Specifically, suppose we draw data independently $y_1, \ldots, y_n$ from a normal distribution with mean $\mu$ and variance $\sigma^2$. We know $\sigma^2$, but don't know $\mu$, and want to estimate it. Then a natural estimator of $\mu$ is the sample mean $\bar{x} = \frac{1}{n}\sum_{i = 1}^n x_i$. What is the distribution of this estimator? Well, since each $y_i$ is drawn from a normal distribution, the sample mean is a sum of normally distributed random variables, which is itself normally distributed. But with what mean and variance?

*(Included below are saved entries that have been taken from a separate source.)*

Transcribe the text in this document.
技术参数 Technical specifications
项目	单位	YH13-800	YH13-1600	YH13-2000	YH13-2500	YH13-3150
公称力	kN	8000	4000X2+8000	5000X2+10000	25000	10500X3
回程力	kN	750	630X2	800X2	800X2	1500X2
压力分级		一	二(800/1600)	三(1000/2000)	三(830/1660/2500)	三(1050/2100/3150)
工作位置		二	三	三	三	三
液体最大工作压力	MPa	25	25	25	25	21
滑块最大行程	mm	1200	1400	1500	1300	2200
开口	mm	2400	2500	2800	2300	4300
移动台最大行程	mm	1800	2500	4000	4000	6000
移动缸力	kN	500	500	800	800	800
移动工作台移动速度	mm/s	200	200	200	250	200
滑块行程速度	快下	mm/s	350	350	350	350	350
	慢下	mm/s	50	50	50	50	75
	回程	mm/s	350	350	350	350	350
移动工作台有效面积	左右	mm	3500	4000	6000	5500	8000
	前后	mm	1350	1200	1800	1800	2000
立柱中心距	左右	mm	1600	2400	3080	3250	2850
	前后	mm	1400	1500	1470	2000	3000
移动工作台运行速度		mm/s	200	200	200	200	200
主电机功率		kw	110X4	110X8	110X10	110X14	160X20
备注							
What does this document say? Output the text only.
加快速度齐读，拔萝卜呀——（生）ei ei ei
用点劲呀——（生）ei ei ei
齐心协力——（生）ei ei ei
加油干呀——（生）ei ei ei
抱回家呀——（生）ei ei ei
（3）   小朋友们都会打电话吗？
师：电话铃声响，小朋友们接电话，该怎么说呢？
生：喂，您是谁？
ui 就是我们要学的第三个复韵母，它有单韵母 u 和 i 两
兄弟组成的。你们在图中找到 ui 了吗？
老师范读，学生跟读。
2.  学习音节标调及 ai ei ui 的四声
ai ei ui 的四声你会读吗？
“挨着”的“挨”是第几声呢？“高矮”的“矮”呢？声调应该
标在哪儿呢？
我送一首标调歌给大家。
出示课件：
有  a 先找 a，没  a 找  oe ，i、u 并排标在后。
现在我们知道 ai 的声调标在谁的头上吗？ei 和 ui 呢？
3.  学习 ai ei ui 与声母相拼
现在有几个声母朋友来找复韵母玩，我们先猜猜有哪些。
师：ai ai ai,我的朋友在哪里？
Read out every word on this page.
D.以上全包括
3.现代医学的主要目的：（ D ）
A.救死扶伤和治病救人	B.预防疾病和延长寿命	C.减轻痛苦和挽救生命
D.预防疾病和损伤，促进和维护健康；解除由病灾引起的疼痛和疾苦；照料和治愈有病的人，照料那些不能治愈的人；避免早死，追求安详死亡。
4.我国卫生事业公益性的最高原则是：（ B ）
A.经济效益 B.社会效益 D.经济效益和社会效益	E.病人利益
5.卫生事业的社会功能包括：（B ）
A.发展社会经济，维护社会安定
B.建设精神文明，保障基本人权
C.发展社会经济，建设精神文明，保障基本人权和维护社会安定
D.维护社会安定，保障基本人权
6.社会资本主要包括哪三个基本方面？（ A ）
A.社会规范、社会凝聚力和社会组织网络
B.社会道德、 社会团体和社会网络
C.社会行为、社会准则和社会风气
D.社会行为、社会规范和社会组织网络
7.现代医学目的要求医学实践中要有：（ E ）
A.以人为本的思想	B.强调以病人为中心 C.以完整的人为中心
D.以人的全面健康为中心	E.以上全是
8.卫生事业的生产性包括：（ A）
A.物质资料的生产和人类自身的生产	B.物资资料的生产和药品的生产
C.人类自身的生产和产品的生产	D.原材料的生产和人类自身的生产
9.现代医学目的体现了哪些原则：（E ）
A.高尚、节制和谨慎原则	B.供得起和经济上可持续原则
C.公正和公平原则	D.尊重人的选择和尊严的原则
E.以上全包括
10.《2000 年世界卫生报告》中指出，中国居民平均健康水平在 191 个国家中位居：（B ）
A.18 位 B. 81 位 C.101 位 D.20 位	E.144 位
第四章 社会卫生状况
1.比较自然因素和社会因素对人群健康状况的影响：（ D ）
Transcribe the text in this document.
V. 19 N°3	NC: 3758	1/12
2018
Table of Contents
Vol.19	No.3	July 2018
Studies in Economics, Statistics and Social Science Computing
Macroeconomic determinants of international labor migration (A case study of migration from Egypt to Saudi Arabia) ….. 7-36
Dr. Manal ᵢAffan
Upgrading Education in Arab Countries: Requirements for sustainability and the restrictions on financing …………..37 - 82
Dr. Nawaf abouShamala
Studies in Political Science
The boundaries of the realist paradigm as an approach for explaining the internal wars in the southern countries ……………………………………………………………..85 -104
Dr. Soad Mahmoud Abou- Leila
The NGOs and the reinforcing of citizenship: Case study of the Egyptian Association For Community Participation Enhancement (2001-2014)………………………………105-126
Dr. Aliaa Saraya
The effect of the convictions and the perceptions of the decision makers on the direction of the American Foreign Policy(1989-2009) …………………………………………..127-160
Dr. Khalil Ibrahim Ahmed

The expected value is
\begin{align} \mathrm{E}(\bar{x}) &= \mathrm{E}\left(\frac{1}{n}\sum_{i = 1}^n x_i \right)\\ &= \frac{1}{n}\sum_{i = 1}^n \mathrm{E}(x_i) \\ &= \frac{1}{n} n \mu = \mu. \end{align}
Note that in the last line I used the fact that the draws are identically distributed. So the expected value of the estimator is the population mean. This is good because in expectation, as we sample over and over again, the sample mean will give us the correct answer. The variance is
\begin{align} \mathrm{Var}(\bar{x}) &= \mathrm{Var}\left(\frac{1}{n}\sum_{i = 1}^n x_i \right)\\ &= \frac{1}{n^2}\sum_{i = 1}^n \mathrm{Var}(x_i) \\ &= \frac{1}{n^2} n \sigma^2 = \frac{\sigma^2}{n}. \end{align}
Thus, $\bar{x} \sim \mathcal{N}(\mu, \frac{\sigma^2}{n})$. This is the sampling distribution of the sample mean. Note that in the second line I used that the draws are independent, and in the third line that they are identically distributed.
Note that not all estimators have the property that their expected value is equal to the population parameter you are trying to estimate (take for example the estimator that always outputs the number $1$). The estimators that do have this property are called unbiased.
Hope this helps.